Zing Forum

Reading

OmniVerifier-M1: A Multimodal Universal Verifier Based on Symbolic Meta-Verification and Decoupled Reinforcement Learning

This paper proposes the OmniVerifier-M1 multimodal verifier, which uses symbolic outputs (e.g., bounding boxes) as the basis for meta-verification and adopts decoupled reinforcement learning objectives. It achieves robust verification capabilities, fine-grained error localization, and supports dynamic region-level self-correction.

多模态验证元验证强化学习符号化输出视觉验证器错误定位智能体生成
Published 2026-05-28 01:56Recent activity 2026-05-28 12:52Estimated read 6 min
OmniVerifier-M1: A Multimodal Universal Verifier Based on Symbolic Meta-Verification and Decoupled Reinforcement Learning
1

Section 01

[Introduction] OmniVerifier-M1: Core Breakthroughs of a Multimodal Universal Verifier

This paper proposes the OmniVerifier-M1 multimodal verifier, which uses symbolic outputs (e.g., bounding boxes) as the basis for meta-verification and adopts decoupled reinforcement learning objectives. It achieves robust verification capabilities, fine-grained error localization, and dynamic region-level self-correction. This verifier supports general visual verification tasks and can also empower generation systems (e.g., M1-TTS) to improve output quality, providing a foundation for the reliable deployment of multimodal models.

2

Section 02

Research Background: Bottlenecks in Multimodal Verification and Meta-Verification Ideas

With the development of multimodal large language models, verifying the reliability of generated content has become a key bottleneck for large-scale applications. Traditional verification methods only provide binary judgments, lacking fine-grained localization and interpretability. Meta-verification uses the verifier's own reasoning basis, but how to effectively use meta-verification feedback to train better multimodal verifiers remains an open problem.

3

Section 03

Core Methods: Symbolic Meta-Verification and Decoupled Reinforcement Learning Design

Advantages of Symbolic Outputs: Experiments show that symbolic outputs (e.g., bounding boxes) as meta-verification basis are superior to text explanations, due to supporting rule-based rewards, reducing reliance on auxiliary models, and providing precise spatial information.
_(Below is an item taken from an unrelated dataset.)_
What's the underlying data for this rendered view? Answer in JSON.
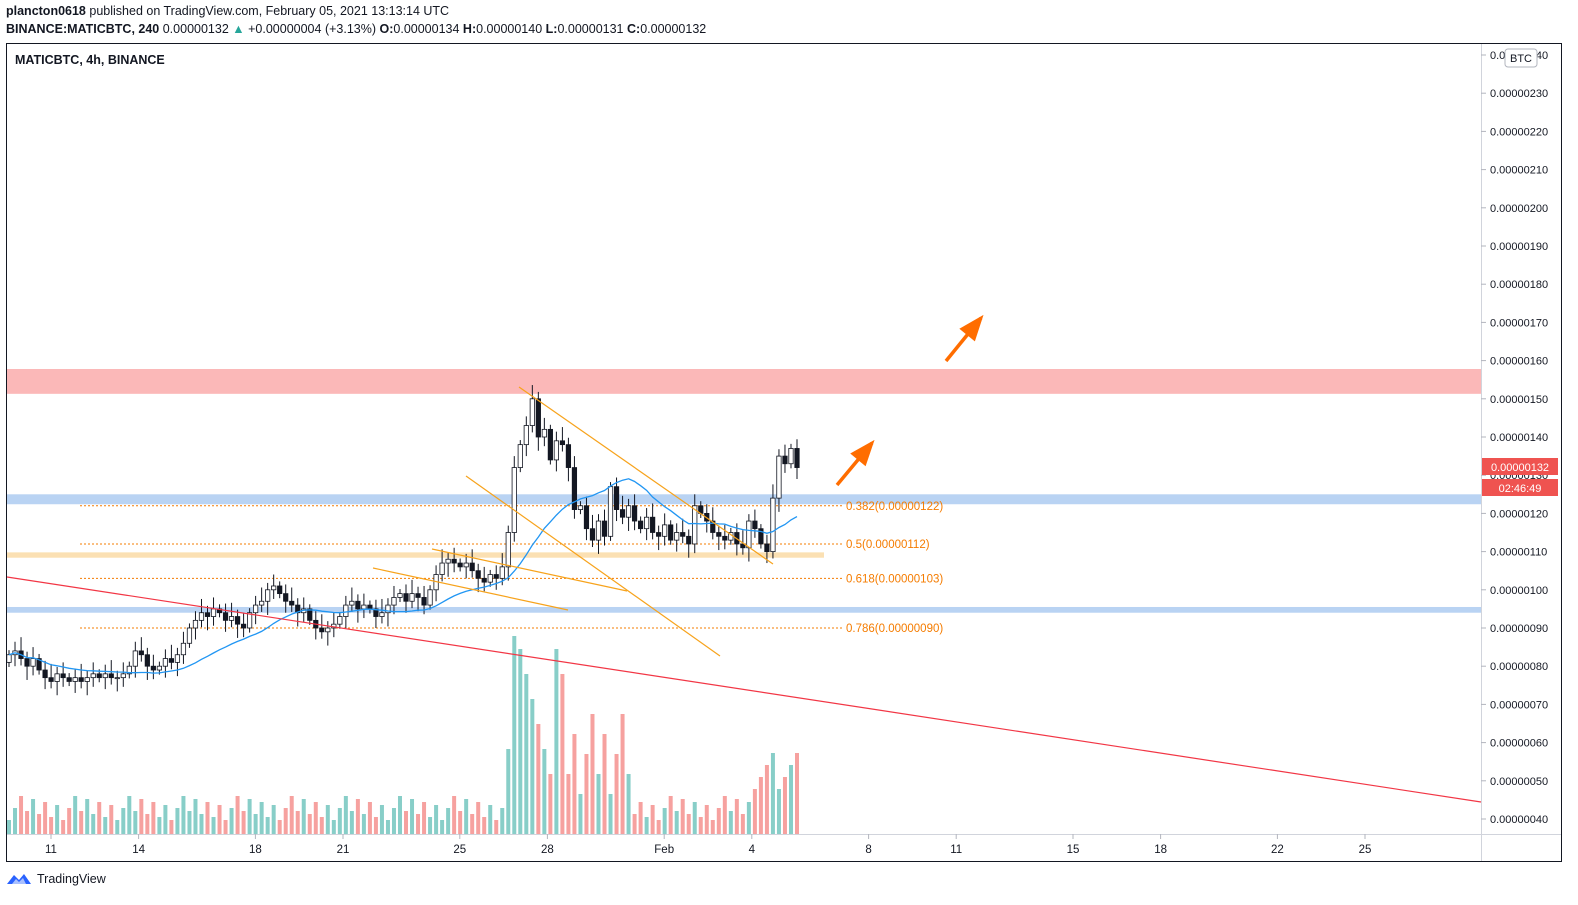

Decoupled RL Objectives: Decoupling binary judgment and meta-verification objectives is better than joint optimization, avoiding interference from output structure differences, learning dynamic conflicts, and gradient issues.

Based on this, the OmniVerifier-M1 architecture is designed: symbolic meta-verification (output structured symbols) + decoupled reinforcement learning (optimize verification judgment head and meta-verification head separately) + general visual verification capabilities.

4

Section 04

Key Features and Application Scenarios: Fine-Grained Localization and Verification-Driven Generation

Fine-Grained Error Localization: Precisely locate problem areas via bounding boxes, enhancing interpretability and supporting dynamic correction.
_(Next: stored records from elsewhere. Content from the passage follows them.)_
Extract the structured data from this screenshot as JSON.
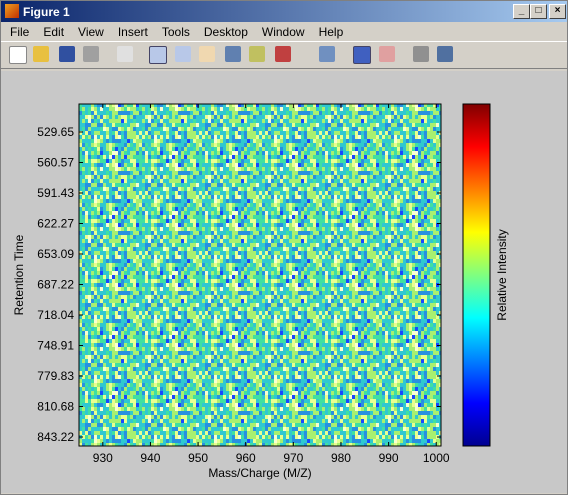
{
  "window": {
    "title": "Figure 1",
    "menu": [
      "File",
      "Edit",
      "View",
      "Insert",
      "Tools",
      "Desktop",
      "Window",
      "Help"
    ]
  },
  "chart_data": {
    "type": "heatmap",
    "xlabel": "Mass/Charge (M/Z)",
    "ylabel": "Retention Time",
    "colorbar_label": "Relative Intensity",
    "colormap": "jet",
    "xlim": [
      925,
      1001
    ],
    "xticks": [
      930,
      940,
      950,
      960,
      970,
      980,
      990,
      1000
    ],
    "y_categories": [
      529.65,
      560.57,
      591.43,
      622.27,
      653.09,
      687.22,
      718.04,
      748.91,
      779.83,
      810.68,
      843.22
    ]
  }
}
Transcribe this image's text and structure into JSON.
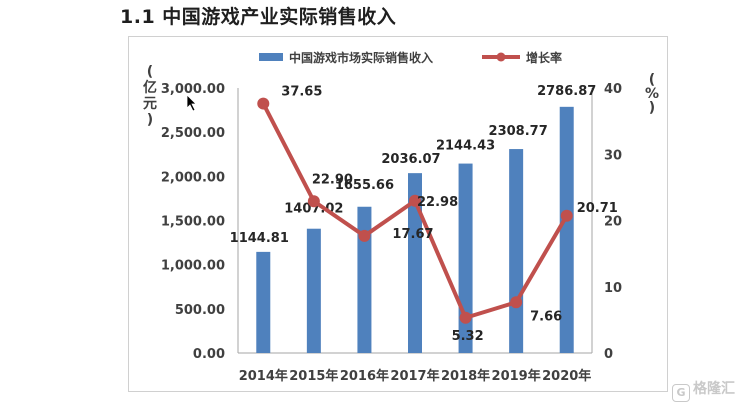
{
  "page": {
    "title": "1.1 中国游戏产业实际销售收入",
    "watermark": "格隆汇"
  },
  "chart_data": {
    "type": "bar",
    "categories": [
      "2014年",
      "2015年",
      "2016年",
      "2017年",
      "2018年",
      "2019年",
      "2020年"
    ],
    "series": [
      {
        "name": "中国游戏市场实际销售收入",
        "type": "bar",
        "axis": "left",
        "color": "#4f81bd",
        "values": [
          1144.81,
          1407.02,
          1655.66,
          2036.07,
          2144.43,
          2308.77,
          2786.87
        ],
        "labels": [
          "1144.81",
          "1407.02",
          "1655.66",
          "2036.07",
          "2144.43",
          "2308.77",
          "2786.87"
        ]
      },
      {
        "name": "增长率",
        "type": "line",
        "axis": "right",
        "color": "#c0504d",
        "values": [
          37.65,
          22.9,
          17.67,
          22.98,
          5.32,
          7.66,
          20.71
        ],
        "labels": [
          "37.65",
          "22.90",
          "17.67",
          "22.98",
          "5.32",
          "7.66",
          "20.71"
        ]
      }
    ],
    "ylabel_left": "亿元",
    "ylabel_right": "%",
    "ylim_left": [
      0,
      3000
    ],
    "ylim_right": [
      0,
      40
    ],
    "yticks_left": [
      "0.00",
      "500.00",
      "1,000.00",
      "1,500.00",
      "2,000.00",
      "2,500.00",
      "3,000.00"
    ],
    "yticks_right": [
      "0",
      "10",
      "20",
      "30",
      "40"
    ],
    "legend_position": "top",
    "grid": false
  }
}
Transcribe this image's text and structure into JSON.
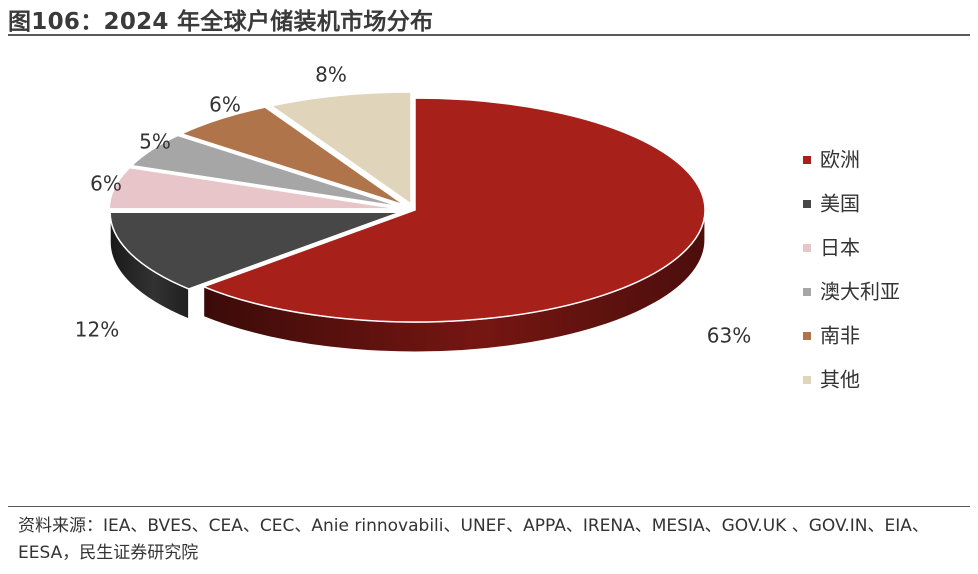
{
  "header": {
    "figure_title": "图106：2024 年全球户储装机市场分布"
  },
  "chart_data": {
    "type": "pie",
    "style": "3d-exploded-pie",
    "categories": [
      "欧洲",
      "美国",
      "日本",
      "澳大利亚",
      "南非",
      "其他"
    ],
    "values": [
      63,
      12,
      6,
      5,
      6,
      8
    ],
    "unit": "%",
    "data_labels": [
      "63%",
      "12%",
      "6%",
      "5%",
      "6%",
      "8%"
    ],
    "colors": [
      "#A8201A",
      "#474747",
      "#E8C5C8",
      "#A6A6A6",
      "#B0744A",
      "#E0D5BB"
    ],
    "legend_position": "right",
    "title": ""
  },
  "footer": {
    "source_text": "资料来源：IEA、BVES、CEA、CEC、Anie rinnovabili、UNEF、APPA、IRENA、MESIA、GOV.UK 、GOV.IN、EIA、EESA，民生证券研究院"
  }
}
M1-TTS System: A verifier-driven generation system that achieves dynamic region-level self-correction, iterative optimization loops, and controllable generation.
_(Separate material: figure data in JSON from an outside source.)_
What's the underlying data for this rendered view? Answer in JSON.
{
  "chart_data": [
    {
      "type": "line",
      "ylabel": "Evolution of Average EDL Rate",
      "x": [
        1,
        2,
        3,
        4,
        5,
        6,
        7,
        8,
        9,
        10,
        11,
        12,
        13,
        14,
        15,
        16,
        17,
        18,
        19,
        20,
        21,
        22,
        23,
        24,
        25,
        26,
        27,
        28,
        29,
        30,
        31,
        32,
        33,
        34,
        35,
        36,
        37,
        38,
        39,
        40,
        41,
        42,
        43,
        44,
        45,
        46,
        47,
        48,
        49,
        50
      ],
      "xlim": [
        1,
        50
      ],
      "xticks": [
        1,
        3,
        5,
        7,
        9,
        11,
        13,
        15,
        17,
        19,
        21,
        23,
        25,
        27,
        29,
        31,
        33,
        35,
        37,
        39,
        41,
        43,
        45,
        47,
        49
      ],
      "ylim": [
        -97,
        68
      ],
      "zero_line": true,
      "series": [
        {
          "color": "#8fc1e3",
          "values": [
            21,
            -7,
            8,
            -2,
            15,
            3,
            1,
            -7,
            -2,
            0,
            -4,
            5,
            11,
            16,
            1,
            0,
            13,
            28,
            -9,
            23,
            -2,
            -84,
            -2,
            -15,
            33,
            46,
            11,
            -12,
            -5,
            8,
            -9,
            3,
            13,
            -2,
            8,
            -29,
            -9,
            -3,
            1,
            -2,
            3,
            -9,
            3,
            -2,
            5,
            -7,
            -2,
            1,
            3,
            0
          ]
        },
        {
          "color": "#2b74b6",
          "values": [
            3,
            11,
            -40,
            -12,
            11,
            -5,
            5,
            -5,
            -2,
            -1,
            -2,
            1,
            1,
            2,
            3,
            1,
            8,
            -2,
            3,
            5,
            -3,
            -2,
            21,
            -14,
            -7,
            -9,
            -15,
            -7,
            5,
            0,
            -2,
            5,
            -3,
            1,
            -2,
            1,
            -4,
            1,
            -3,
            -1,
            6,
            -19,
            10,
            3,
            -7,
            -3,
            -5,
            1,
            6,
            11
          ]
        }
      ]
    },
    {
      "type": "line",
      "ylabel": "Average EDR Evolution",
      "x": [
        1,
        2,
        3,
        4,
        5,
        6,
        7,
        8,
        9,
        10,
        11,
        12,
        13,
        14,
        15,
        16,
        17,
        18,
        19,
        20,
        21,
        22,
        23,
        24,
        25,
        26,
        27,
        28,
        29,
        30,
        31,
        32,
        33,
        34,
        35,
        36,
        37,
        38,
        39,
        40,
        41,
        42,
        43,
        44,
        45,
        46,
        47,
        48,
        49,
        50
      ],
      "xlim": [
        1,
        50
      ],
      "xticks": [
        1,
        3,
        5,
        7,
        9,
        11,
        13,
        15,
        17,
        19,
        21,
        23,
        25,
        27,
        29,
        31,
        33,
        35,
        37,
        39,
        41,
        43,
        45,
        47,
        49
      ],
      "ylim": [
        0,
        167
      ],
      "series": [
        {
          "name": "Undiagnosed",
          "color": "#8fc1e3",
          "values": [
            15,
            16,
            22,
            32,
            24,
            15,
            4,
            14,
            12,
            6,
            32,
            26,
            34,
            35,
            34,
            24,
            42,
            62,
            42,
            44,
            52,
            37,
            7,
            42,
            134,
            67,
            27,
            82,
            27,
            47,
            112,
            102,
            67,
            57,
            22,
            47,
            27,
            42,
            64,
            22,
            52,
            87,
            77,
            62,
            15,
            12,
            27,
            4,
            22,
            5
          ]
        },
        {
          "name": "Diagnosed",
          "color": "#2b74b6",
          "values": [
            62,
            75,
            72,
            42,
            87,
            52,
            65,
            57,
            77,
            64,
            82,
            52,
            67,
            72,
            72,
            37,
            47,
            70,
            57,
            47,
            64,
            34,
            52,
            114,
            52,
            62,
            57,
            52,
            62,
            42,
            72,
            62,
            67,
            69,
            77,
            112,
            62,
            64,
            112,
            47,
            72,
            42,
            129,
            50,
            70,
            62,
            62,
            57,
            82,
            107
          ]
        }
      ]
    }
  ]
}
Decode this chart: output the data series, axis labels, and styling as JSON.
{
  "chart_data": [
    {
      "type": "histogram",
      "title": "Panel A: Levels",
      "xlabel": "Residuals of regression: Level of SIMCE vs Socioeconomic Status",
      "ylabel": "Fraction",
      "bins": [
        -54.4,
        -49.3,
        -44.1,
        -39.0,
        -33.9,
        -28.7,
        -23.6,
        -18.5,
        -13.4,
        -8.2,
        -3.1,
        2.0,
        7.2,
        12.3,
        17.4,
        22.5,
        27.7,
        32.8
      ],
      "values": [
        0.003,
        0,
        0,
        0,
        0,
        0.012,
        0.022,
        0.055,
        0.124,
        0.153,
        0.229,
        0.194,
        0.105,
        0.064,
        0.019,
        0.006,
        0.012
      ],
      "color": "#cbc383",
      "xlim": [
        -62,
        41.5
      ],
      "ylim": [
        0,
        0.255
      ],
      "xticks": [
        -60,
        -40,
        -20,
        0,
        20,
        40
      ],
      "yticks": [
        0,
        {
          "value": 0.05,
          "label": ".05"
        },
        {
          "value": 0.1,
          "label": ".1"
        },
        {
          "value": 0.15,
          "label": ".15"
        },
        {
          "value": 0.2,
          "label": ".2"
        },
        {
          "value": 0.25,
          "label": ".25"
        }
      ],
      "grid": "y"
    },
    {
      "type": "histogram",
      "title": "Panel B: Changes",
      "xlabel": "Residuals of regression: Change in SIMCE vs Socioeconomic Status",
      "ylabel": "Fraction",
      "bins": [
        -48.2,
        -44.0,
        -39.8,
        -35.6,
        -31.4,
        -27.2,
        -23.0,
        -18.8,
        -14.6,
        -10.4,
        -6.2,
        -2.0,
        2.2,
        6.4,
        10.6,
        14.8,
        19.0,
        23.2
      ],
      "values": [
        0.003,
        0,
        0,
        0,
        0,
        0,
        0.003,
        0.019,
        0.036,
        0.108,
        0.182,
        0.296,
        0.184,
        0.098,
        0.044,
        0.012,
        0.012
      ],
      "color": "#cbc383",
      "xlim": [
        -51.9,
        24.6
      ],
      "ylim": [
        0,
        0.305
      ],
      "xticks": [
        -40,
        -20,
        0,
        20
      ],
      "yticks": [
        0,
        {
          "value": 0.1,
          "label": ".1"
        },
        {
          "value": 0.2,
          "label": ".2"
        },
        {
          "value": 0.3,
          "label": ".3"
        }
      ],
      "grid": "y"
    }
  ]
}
Application Prospects: Can be used in scenarios such as image generation verification, visual question answering verification, document understanding verification, content moderation, and medical image analysis.

5

Section 05

Experimental Performance and Summary of Technical Contributions

Experimental Verification: Excellent performance in standard verification task accuracy, meta-verification quality (high scores in human evaluation), error localization precision (superior to text-based methods), and generation quality improvement (significant improvement in M1-TTS).

Technical Contributions: 1. Symbolic meta-verification paradigm; 2. Decoupled RL objective design; 3.U niversal visual verifier OmniVerifier-M1; 4. Demonstration of a verifier-driven generation system.

6

Section 06

Limitations and Future Research Directions

Limitations: 1. Currently focused on visual verification; expansion to other modalities needs exploration; 2. Symbolic outputs are limited to bounding boxes; more rich structured representations are needed; 3. Decoupled training increases complexity; efficient joint training needs research.

Future Directions: Expand to more modalities and tasks, explore richer symbolic representations, develop efficient end-to-end training methods, and integrate into more generation systems.